More businesses cite 'innovation' as a reason for charity partnerships, survey finds

Manny Amadi of C&E Advisory, which has published the Corporate-NGO Partnerships Barometer 2013, says this shows the 'maturity' of partnerships

Manny Amadi
Manny Amadi

Companies are increasingly entering into partnerships with charities because they are looking for new ways to address complex challenges, according to new research.

The Corporate-NGO Partnerships Barometer 2013, published today by the consultancy C&E Advisory, shows innovation is now the second most-cited reason for businesses to partner with charities, up from fifth place last year. 

The research is based on 120 responses to an online survey in July. Fifty-five respondents were from companies and 61 from charities, with the remainder made up of corporate foundations and international non-profit agencies.

Two-thirds of the businesses surveyed said innovation was the reason their organisation engaged in corporate partnerships, up 20 percentage points on the previous year’s survey.

But the proportion of charities that said innovation was a reason for partnering with companies was down 23 percentage points on last year’s findings to 52 per cent.

Reputation and credibility was the most popular reason for setting up corporate partnerships among companies, with 91 per cent of them saying this was the reason for engaging with charities.

All the charities surveyed said that access to funds was a reason for entering into corporate partnerships, while 83 per cent said it was because of access to people and contacts.

Sixty-three per cent of companies said they went into partnership with charities to gain access to knowledge, compared with 44 per cent of charities.

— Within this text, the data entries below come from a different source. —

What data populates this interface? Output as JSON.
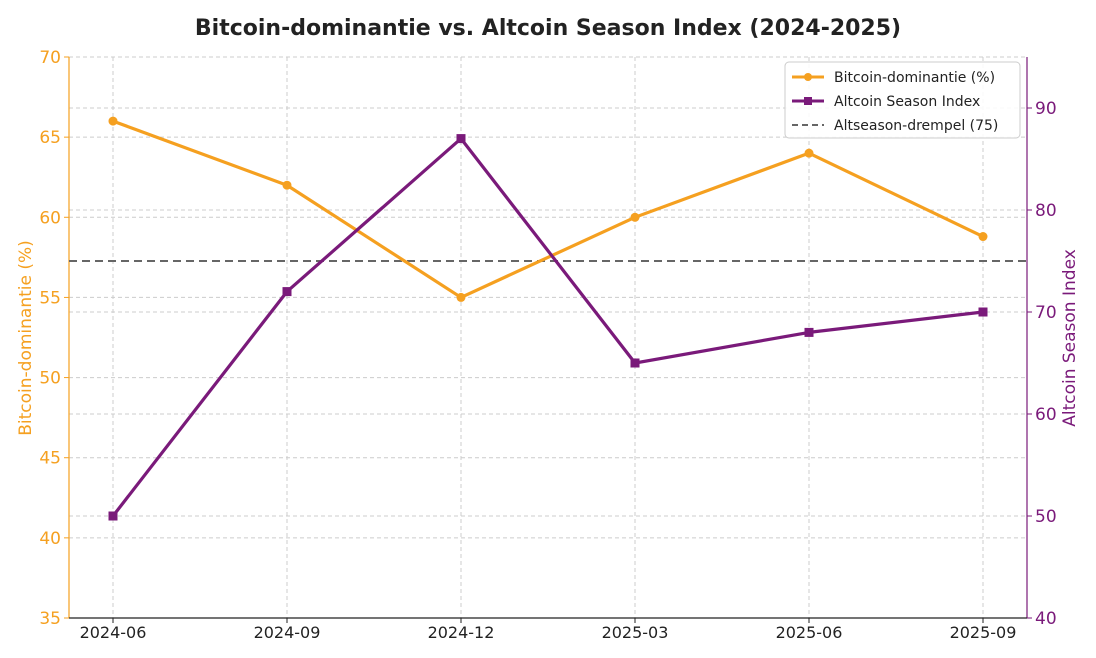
{
  "chart_data": {
    "type": "line",
    "title": "Bitcoin-dominantie vs. Altcoin Season Index (2024-2025)",
    "categories": [
      "2024-06",
      "2024-09",
      "2024-12",
      "2025-03",
      "2025-06",
      "2025-09"
    ],
    "y_left": {
      "label": "Bitcoin-dominantie (%)",
      "range": [
        35,
        70
      ],
      "ticks": [
        35,
        40,
        45,
        50,
        55,
        60,
        65,
        70
      ]
    },
    "y_right": {
      "label": "Altcoin Season Index",
      "range": [
        40,
        95
      ],
      "ticks": [
        40,
        50,
        60,
        70,
        80,
        90
      ]
    },
    "series": [
      {
        "name": "Bitcoin-dominantie (%)",
        "axis": "left",
        "color": "#f5a020",
        "marker": "circle",
        "values": [
          66,
          62,
          55,
          60,
          64,
          58.8
        ]
      },
      {
        "name": "Altcoin Season Index",
        "axis": "right",
        "color": "#7a1a7a",
        "marker": "square",
        "values": [
          50,
          72,
          87,
          65,
          68,
          70
        ]
      }
    ],
    "threshold": {
      "name": "Altseason-drempel (75)",
      "axis": "right",
      "value": 75,
      "color": "#666666"
    },
    "grid": true,
    "legend_position": "top-right"
  }
}
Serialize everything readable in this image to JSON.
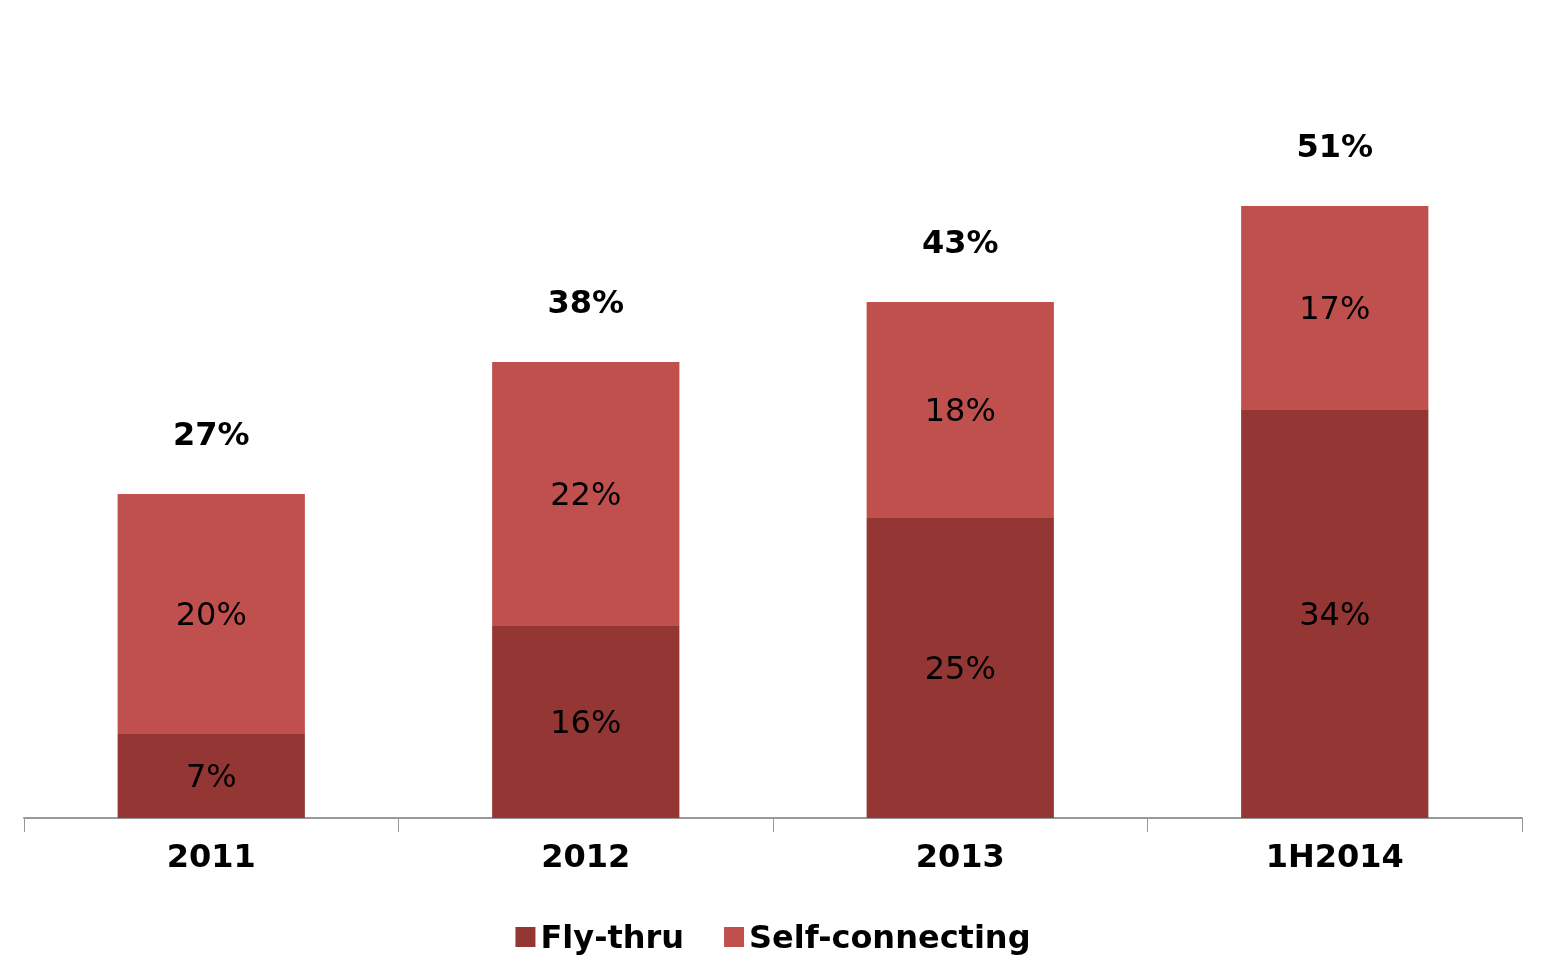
{
  "chart_data": {
    "type": "bar",
    "stacked": true,
    "categories": [
      "2011",
      "2012",
      "2013",
      "1H2014"
    ],
    "series": [
      {
        "name": "Fly-thru",
        "color": "#943634",
        "values": [
          7,
          16,
          25,
          34
        ],
        "value_labels": [
          "7%",
          "16%",
          "25%",
          "34%"
        ]
      },
      {
        "name": "Self-connecting",
        "color": "#c0504d",
        "values": [
          20,
          22,
          18,
          17
        ],
        "value_labels": [
          "20%",
          "22%",
          "18%",
          "17%"
        ]
      }
    ],
    "totals": [
      "27%",
      "38%",
      "43%",
      "51%"
    ],
    "legend": "bottom"
  }
}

Manny Amadi, chief executive of C&E, said: "This striking increase in the scores for innovation as a reason for business engagement in partnership with NGOs is evidence of the maturity of the partnering agenda. We’re now seeing a clear move towards effective and business-based collaborations in support of the increasingly recognised concepts of purpose-led growth and shared value.

"The divergence of emphasis on innovation between businesses and NGOs may have implications for the future development and execution of partnerships between the sectors. There appears to be a clear opportunity for NGOs to respond to their evident business appetite for the types of mission-focused collaborations that meet commercial as well as social and/or environmental needs."